Hillary Clinton’s hair is looking really good these days, isn’t it? In that orange nubby suit and a good makeup job, she looked doggone nice at the last Democratic debate and it was largely due to a good haircut.
My mom used to say If Your Hair Looks Good You Look Good and I think that’s true. She also said Always Curl Your Bangs and Get Your Hair Off Your Face. A wise woman, she.
I think I want a haircut like Hillary’s. It can be my new dream haircut, replacing the Jessica Savitch cut that I’ve been working toward since the 1980s DC power helmet days. Before that was Farrah Fawcett and Ann Stiftinger, a woman I used to babysit for when I was in middle school. So you can see, I don’t switch haircut alliances easily.
Finding someone to implement a good haircut, though, is not easy. It’s one of the hardest tasks of moving (second only to getting in-state license plates and finding a doctor with decent magazines in the waiting room).
Ken, the guy who used to cut my hair in Canton, Ohio, from 1993 to ‘94, told me that the way to find a new haircut person when you first move into a new area is to go sit in the food court of the mall and watch people walk by. When you see someone with a good haircut, go ask them where they get their hair done.
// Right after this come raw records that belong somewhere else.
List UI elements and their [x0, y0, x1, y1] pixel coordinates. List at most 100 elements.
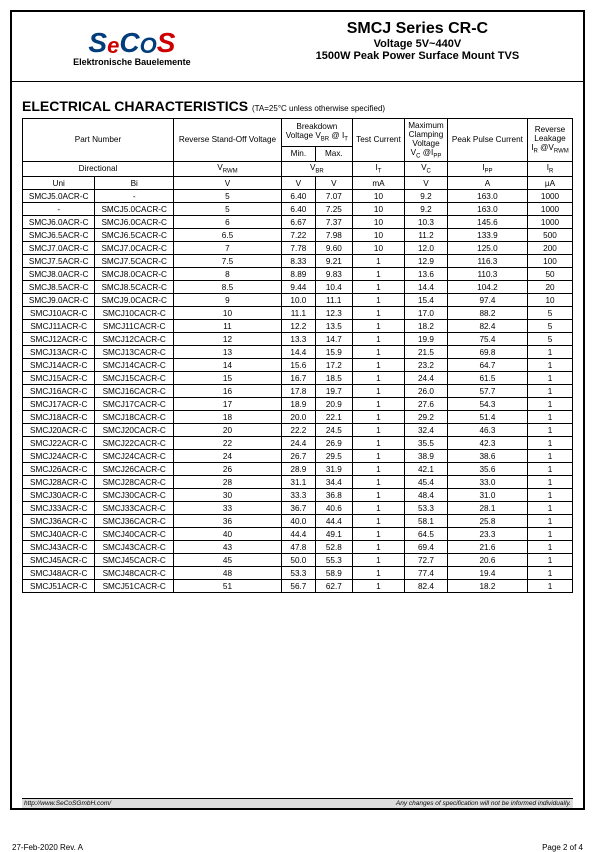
table-cell: 1 [352, 580, 404, 593]
table-cell: 1 [528, 372, 573, 385]
table-cell: 1 [528, 424, 573, 437]
table-cell: 9.44 [281, 281, 315, 294]
table-row: SMCJ10ACR-CSMCJ10CACR-C1011.112.3117.088… [23, 307, 573, 320]
table-cell: 12 [174, 333, 282, 346]
table-cell: 12.9 [405, 255, 448, 268]
table-cell: 1 [528, 398, 573, 411]
table-cell: 6 [174, 216, 282, 229]
table-cell: 13.6 [405, 268, 448, 281]
table-cell: - [95, 190, 174, 203]
table-cell: 8.5 [174, 281, 282, 294]
table-cell: SMCJ17CACR-C [95, 398, 174, 411]
logo-letter-c: C [119, 27, 139, 59]
table-cell: SMCJ13CACR-C [95, 346, 174, 359]
table-cell: 1 [352, 307, 404, 320]
table-cell: 7.22 [281, 229, 315, 242]
table-cell: 56.7 [281, 580, 315, 593]
table-cell: 6.5 [174, 229, 282, 242]
voltage-range: Voltage 5V~440V [252, 38, 583, 50]
title-cell: SMCJ Series CR-C Voltage 5V~440V 1500W P… [252, 12, 583, 81]
table-cell: 7.07 [315, 190, 352, 203]
table-cell: SMCJ26CACR-C [95, 463, 174, 476]
table-cell: 1 [352, 476, 404, 489]
table-cell: 31.1 [281, 476, 315, 489]
col-breakdown: BreakdownVoltage VBR @ IT [281, 119, 352, 147]
table-cell: 32.4 [405, 424, 448, 437]
table-row: SMCJ8.0ACR-CSMCJ8.0CACR-C88.899.83113.61… [23, 268, 573, 281]
table-cell: 6.40 [281, 190, 315, 203]
table-cell: 1 [528, 450, 573, 463]
table-cell: SMCJ43ACR-C [23, 541, 95, 554]
table-cell: SMCJ36CACR-C [95, 515, 174, 528]
logo-letter-s1: S [88, 27, 107, 59]
table-cell: 1 [352, 437, 404, 450]
table-cell: 1 [352, 502, 404, 515]
table-cell: 55.3 [315, 554, 352, 567]
table-cell: 22 [174, 437, 282, 450]
section-note: (TA=25°C unless otherwise specified) [252, 104, 385, 113]
table-cell: 36.7 [281, 502, 315, 515]
col-part-number: Part Number [23, 119, 174, 162]
table-cell: SMCJ11CACR-C [95, 320, 174, 333]
header-row-4: Uni Bi V V V mA V A µA [23, 177, 573, 190]
table-cell: 45 [174, 554, 282, 567]
footer-url: http://www.SeCoSGmbH.com/ [24, 800, 111, 807]
table-cell: 7.37 [315, 216, 352, 229]
table-cell: 20.0 [281, 411, 315, 424]
table-cell: 20 [528, 281, 573, 294]
col-reverse-standoff: Reverse Stand-Off Voltage [174, 119, 282, 162]
table-cell: 11.2 [405, 229, 448, 242]
table-cell: 1 [352, 515, 404, 528]
table-row: SMCJ43ACR-CSMCJ43CACR-C4347.852.8169.421… [23, 541, 573, 554]
table-cell: 7 [174, 242, 282, 255]
table-cell: SMCJ6.0CACR-C [95, 216, 174, 229]
table-cell: 104.2 [447, 281, 527, 294]
table-cell: 62.7 [315, 580, 352, 593]
table-cell: 14 [174, 359, 282, 372]
table-cell: 17.0 [405, 307, 448, 320]
table-cell: 1 [352, 385, 404, 398]
table-cell: 9.21 [315, 255, 352, 268]
table-cell: SMCJ8.5ACR-C [23, 281, 95, 294]
table-cell: 15.4 [405, 294, 448, 307]
table-cell: 1 [352, 268, 404, 281]
table-cell: 1000 [528, 190, 573, 203]
table-cell: SMCJ20CACR-C [95, 424, 174, 437]
table-cell: 24.5 [315, 424, 352, 437]
table-cell: 69.8 [447, 346, 527, 359]
table-cell: 1 [528, 346, 573, 359]
unit-v1: V [174, 177, 282, 190]
table-row: SMCJ18ACR-CSMCJ18CACR-C1820.022.1129.251… [23, 411, 573, 424]
table-cell: 14.4 [281, 346, 315, 359]
table-cell: 1 [352, 346, 404, 359]
table-row: SMCJ28ACR-CSMCJ28CACR-C2831.134.4145.433… [23, 476, 573, 489]
table-cell: 10 [528, 294, 573, 307]
table-cell: 7.78 [281, 242, 315, 255]
table-cell: 53.3 [281, 567, 315, 580]
table-cell: SMCJ8.5CACR-C [95, 281, 174, 294]
table-cell: 9.2 [405, 203, 448, 216]
table-cell: 10.3 [405, 216, 448, 229]
table-row: SMCJ14ACR-CSMCJ14CACR-C1415.617.2123.264… [23, 359, 573, 372]
table-cell: 38.9 [405, 450, 448, 463]
logo-cell: S e C O S Elektronische Bauelemente [12, 12, 252, 81]
table-cell: SMCJ9.0ACR-C [23, 294, 95, 307]
table-cell: 1 [528, 359, 573, 372]
table-cell: 125.0 [447, 242, 527, 255]
table-cell: 1 [352, 281, 404, 294]
table-cell: 1 [352, 255, 404, 268]
table-body: SMCJ5.0ACR-C-56.407.07109.2163.01000-SMC… [23, 190, 573, 593]
table-cell: 1000 [528, 203, 573, 216]
table-cell: 44.4 [315, 515, 352, 528]
table-cell: 10 [352, 229, 404, 242]
table-cell: 14.4 [405, 281, 448, 294]
table-cell: 26.7 [281, 450, 315, 463]
table-cell: SMCJ16CACR-C [95, 385, 174, 398]
table-cell: 40.6 [315, 502, 352, 515]
table-cell: 10 [174, 307, 282, 320]
table-cell: 18.9 [281, 398, 315, 411]
table-cell: 51 [174, 580, 282, 593]
table-cell: 20.6 [447, 554, 527, 567]
power-rating: 1500W Peak Power Surface Mount TVS [252, 50, 583, 62]
footer-date: 27-Feb-2020 Rev. A [12, 843, 83, 852]
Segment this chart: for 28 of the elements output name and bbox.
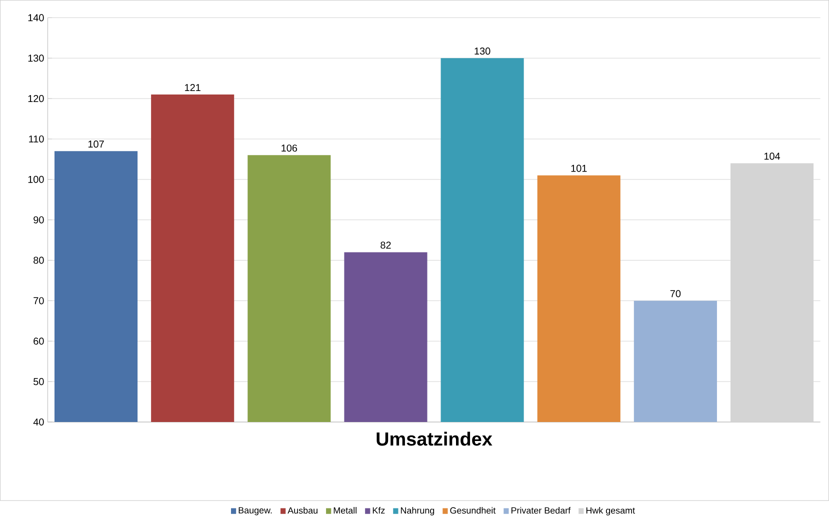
y-tick-label: 80 <box>34 256 44 264</box>
x-axis-title: Umsatzindex <box>376 432 492 446</box>
legend-label: Baugew. <box>238 507 272 516</box>
data-label: 104 <box>764 152 780 160</box>
y-tick-label: 130 <box>28 54 44 62</box>
data-label: 82 <box>380 242 391 249</box>
legend-label: Metall <box>334 507 356 514</box>
data-label: 101 <box>571 164 587 172</box>
data-label: 106 <box>282 144 298 152</box>
data-label: 70 <box>670 290 681 298</box>
y-tick-label: 60 <box>34 338 44 345</box>
y-tick-label: 110 <box>29 135 44 143</box>
legend-label: Kfz <box>372 507 385 514</box>
legend-label: Privater Bedarf <box>511 507 571 514</box>
data-label: 107 <box>88 140 104 148</box>
y-tick-label: 40 <box>33 418 44 426</box>
data-label: 130 <box>474 48 490 55</box>
legend-label: Nahrung <box>400 507 434 516</box>
y-tick-label: 100 <box>28 176 44 183</box>
y-tick-label: 140 <box>28 14 44 22</box>
legend-label: Gesundheit <box>450 507 496 514</box>
y-tick-label: 70 <box>34 297 44 304</box>
y-tick-label: 50 <box>34 378 44 386</box>
legend-label: Hwk gesamt <box>586 507 635 516</box>
y-tick-label: 90 <box>34 216 44 224</box>
legend-label: Ausbau <box>288 507 318 514</box>
data-label: 121 <box>185 84 200 91</box>
y-tick-label: 120 <box>28 95 44 102</box>
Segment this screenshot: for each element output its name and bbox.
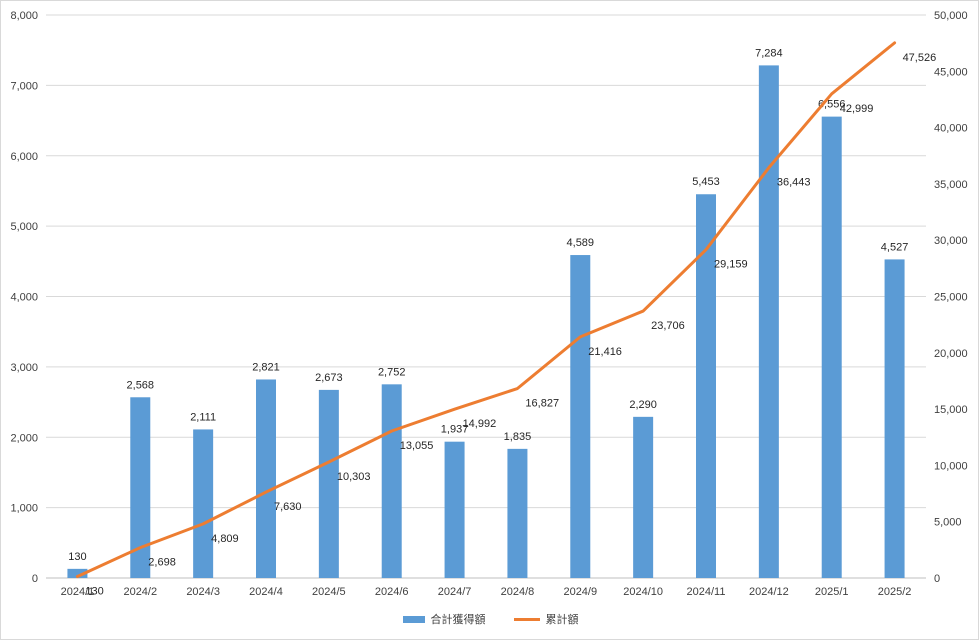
x-tick-label: 2024/6 bbox=[375, 586, 409, 598]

That worked for me, but then I took it too far. I started asking people where they bought their shoes, who fathered their darling babies, and who gave them such good DNA that they had straight teeth and no glasses.
Then when you finally find someone, it often doesn’t work out. Sometimes they don’t do a very good job, sometimes they go on and on with the sales pitch for the perm (I mean, honestly, who gets perms now?), sometimes they drop the comb and fail to put it in the blue water before using it again, and sometimes they drink Diet Pepsi at 9 o’clock in the morning and are just too skinny.
I’m currently between hair people, since Becky, who I’ve had for almost two years, moved to a new shop that I can’t find. She told me it was “over by the Kentucky Fried Chicken off Nicholasville Road” and that could be anywhere within a 15-square-mile commercial-zoned area, a square that has roughly seven Kentucky Fried Chickens. Do you think Becky was trying to ditch me?
She did mention the name of the new salon, but I forgot it the instant it entered my ear canal. Hair salon names are like that. When quizzing attractive women for a new place, I asked my neighbor, Marla, where she got her new haircut and she said, “Um, well, it’s right across from that elementary school over by where Clay’s Mill cuts in on the back way to the mall and it has a name something like Hair and Now or some play on words like that.” Again, that could be any salon and it could be anywhere.
But I found it! Marla was wrong. It’s called Top Notch Salon and Kim will be cutting my hair on Tuesday. Her business card says, “Where experience meets the cutting edge of hair design.” I’m hopeful.
I’m going to tell her I want the Hillary.